O Ministério Público de Goiás (MPGO) oficializou a primeira denúncia criminal contra o vereador Idelson Mendes e o delegado de polícia Dannilo Proto, em um desdobramento da operação que investiga um esquema de corrupção na Câmara Municipal de Rio Verde. Além das figuras públicas, o órgão denunciou dois servidores públicos e dois advogados, apontados como peças-chave em uma organização criminosa que operou entre os anos de 2023 e 2024.
As investigações, conduzidas pelo Gaeco Sul, detalham que o grupo estruturou uma rede de fraudes em licitações e violação de sigilo funcional. O objetivo central era o direcionamento de contratos públicos para benefício próprio, utilizando-se de mecanismos que simulavam legalidade administrativa.
Conflito de interesses e “blindagem jurídica”
Um dos pontos mais sensíveis da denúncia revela a participação de dois advogados que, embora contratados como consultores jurídicos da Câmara, representavam secretamente os interesses da empresa vencedora dos certames. Essa dualidade permitia a emissão de pareceres favoráveis a contratações diretas, via inexigibilidade de licitação, eliminando a concorrência e facilitando o controle sobre a arrecadação de taxas de inscrição de processos públicos.
Segundo o MPGO, o esquema ia além do favorecimento empresarial: o grupo teria desviado a finalidade dos recursos arrecadados, gerando prejuízos aos cofres públicos e ferindo a transparência institucional.
As acusações
Até o momento, os envolvidos respondem por quatro crimes principais:
- Organização Criminosa: pela associação estruturada para crimes contra a administração pública;
- Contratação Direta Ilegal: pelo uso indevido de dispensas e inexigibilidades;
- Falsidade Ideológica: pela inserção de dados fraudulentos em documentos oficiais;
- Violação de Sigilo Funcional: pela utilização de informações privilegiadas do Legislativo.

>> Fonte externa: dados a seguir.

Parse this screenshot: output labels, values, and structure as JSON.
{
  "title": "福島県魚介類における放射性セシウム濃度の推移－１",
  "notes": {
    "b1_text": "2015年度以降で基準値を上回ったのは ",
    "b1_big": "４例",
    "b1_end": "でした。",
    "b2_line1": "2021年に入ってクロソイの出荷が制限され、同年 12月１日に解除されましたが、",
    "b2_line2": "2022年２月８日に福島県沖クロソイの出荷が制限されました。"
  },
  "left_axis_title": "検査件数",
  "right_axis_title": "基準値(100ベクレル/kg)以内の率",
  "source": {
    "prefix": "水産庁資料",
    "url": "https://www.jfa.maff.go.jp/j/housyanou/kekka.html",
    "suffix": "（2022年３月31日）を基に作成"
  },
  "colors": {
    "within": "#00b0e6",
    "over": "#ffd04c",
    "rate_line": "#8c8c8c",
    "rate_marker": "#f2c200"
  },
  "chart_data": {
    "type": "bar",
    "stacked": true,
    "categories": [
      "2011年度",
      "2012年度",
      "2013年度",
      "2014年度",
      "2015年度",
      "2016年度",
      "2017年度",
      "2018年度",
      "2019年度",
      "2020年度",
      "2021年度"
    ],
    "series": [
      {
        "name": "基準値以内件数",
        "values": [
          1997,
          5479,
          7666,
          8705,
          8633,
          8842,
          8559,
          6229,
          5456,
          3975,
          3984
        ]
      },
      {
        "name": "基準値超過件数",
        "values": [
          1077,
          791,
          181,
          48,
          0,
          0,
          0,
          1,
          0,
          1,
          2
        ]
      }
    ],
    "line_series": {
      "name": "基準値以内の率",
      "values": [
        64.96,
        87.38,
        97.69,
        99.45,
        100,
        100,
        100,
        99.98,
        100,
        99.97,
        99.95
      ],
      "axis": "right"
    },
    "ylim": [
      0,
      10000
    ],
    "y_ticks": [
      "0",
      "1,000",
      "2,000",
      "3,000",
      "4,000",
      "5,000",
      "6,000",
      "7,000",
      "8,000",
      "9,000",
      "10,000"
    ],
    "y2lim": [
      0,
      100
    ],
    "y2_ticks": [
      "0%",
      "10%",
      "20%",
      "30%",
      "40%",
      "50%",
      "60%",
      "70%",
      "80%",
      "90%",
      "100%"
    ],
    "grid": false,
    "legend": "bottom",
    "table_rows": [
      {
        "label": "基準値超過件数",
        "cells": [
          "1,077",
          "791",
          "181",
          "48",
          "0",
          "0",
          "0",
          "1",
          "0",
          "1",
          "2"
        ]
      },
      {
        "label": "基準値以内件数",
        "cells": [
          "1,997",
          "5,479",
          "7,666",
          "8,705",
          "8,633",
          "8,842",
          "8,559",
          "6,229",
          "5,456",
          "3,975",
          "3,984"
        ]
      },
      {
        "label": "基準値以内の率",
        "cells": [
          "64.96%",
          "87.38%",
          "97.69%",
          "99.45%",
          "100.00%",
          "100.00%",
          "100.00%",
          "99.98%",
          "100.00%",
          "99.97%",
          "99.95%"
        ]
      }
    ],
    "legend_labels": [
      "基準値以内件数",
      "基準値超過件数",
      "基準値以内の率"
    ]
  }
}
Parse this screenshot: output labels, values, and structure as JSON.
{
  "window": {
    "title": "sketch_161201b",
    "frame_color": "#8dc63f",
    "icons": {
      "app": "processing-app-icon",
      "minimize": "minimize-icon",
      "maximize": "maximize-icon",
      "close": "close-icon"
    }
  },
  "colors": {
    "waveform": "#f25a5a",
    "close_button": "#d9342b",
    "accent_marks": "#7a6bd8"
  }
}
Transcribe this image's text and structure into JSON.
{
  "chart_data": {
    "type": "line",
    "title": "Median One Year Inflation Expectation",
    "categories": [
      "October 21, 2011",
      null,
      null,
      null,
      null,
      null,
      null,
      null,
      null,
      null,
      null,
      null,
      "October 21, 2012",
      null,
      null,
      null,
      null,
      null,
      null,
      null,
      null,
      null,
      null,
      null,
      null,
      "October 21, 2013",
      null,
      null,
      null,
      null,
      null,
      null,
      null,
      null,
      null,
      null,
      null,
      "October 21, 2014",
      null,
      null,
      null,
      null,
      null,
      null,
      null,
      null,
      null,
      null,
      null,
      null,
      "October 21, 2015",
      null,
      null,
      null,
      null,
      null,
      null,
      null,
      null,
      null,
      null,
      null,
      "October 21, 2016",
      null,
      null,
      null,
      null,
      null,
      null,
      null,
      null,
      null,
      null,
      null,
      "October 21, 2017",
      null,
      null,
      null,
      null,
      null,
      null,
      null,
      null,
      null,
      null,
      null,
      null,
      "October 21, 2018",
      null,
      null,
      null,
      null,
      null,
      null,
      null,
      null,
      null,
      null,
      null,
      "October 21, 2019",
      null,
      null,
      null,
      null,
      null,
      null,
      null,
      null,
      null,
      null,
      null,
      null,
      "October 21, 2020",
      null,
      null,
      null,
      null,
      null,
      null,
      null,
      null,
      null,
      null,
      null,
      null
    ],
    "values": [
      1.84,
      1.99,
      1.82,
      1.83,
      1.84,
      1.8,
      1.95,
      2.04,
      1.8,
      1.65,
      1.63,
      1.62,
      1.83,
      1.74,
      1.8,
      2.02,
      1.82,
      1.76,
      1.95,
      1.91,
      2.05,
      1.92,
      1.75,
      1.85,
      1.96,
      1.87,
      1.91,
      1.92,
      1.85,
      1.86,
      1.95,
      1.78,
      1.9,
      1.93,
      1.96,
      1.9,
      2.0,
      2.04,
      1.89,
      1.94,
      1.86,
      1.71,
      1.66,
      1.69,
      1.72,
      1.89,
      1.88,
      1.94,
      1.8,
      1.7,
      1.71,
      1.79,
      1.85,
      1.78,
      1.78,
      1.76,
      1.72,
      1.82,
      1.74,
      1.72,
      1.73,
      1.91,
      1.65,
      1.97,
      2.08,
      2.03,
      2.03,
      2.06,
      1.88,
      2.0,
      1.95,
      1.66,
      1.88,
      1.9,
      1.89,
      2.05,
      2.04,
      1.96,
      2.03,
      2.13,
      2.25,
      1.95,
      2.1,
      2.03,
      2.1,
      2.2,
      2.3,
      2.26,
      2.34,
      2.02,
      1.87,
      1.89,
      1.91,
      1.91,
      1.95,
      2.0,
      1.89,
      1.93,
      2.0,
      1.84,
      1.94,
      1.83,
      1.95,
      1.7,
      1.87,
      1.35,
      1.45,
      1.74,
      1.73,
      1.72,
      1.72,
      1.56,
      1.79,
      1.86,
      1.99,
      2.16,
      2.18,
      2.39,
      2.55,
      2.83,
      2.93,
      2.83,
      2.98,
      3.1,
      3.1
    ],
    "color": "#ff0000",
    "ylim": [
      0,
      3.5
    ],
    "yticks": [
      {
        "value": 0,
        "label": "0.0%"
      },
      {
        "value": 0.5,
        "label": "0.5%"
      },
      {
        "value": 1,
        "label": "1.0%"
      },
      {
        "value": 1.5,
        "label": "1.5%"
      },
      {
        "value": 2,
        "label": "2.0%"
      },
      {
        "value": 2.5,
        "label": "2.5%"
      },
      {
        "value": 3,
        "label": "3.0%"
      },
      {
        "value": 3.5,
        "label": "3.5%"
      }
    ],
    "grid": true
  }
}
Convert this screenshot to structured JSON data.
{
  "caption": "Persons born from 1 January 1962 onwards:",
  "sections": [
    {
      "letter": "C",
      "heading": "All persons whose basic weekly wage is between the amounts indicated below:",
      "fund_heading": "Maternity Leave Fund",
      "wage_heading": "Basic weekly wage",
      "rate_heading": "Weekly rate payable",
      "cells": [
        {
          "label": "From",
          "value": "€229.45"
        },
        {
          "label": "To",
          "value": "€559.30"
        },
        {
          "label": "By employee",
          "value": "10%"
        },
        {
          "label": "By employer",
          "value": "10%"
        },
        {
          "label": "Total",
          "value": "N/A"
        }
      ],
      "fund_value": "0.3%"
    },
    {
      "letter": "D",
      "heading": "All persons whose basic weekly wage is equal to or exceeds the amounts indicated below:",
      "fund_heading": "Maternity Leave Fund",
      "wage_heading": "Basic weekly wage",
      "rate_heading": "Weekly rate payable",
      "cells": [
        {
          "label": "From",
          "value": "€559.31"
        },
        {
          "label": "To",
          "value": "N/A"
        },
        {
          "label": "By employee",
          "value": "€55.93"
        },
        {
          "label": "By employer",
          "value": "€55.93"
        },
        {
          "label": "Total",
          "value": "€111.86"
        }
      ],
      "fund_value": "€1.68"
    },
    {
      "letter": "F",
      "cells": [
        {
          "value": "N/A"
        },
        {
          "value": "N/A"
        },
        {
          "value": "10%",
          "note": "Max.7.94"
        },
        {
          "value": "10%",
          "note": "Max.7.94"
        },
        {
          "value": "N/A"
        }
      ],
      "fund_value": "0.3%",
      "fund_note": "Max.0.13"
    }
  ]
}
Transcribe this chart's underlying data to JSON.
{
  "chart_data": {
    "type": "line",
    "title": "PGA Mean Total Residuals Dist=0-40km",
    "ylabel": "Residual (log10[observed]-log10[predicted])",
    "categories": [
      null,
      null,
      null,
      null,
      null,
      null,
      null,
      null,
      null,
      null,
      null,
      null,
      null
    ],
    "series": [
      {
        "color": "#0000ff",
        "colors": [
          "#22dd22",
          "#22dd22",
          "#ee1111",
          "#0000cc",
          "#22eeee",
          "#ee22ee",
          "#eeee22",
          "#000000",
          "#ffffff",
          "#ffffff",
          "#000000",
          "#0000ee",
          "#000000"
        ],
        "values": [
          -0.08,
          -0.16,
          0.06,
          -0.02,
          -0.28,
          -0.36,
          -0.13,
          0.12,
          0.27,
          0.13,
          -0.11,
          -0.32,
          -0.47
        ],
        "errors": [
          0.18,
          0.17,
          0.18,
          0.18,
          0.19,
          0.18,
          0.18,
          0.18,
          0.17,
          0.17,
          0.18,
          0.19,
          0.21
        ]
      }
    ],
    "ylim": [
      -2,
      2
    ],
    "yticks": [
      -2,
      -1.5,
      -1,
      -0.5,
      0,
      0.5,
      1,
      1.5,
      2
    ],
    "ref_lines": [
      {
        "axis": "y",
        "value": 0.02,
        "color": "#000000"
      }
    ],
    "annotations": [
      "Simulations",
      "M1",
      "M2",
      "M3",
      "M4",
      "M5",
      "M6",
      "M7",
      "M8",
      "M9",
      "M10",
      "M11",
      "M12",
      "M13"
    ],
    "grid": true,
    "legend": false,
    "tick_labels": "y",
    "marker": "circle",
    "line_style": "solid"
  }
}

A operação, deflagrada no início de fevereiro, resultou inicialmente em prisões preventivas. No entanto, o Tribunal de Justiça de Goiás (TJGO) concedeu liminares que permitem que investigados como Idelson Mendes respondam ao processo em liberdade, embora ele permaneça afastado de suas funções públicas e proibido de contatar os demais denunciados.
Próximos passos
O Ministério Público esclareceu que este é apenas o primeiro bloco de denúncias. Para otimizar o processo, houve um fatiamento jurídico: acusações de peculato e lavagem de capitais serão apresentadas em ações autônomas, dependendo da conclusão de perícias financeiras complexas que ainda estão em curso.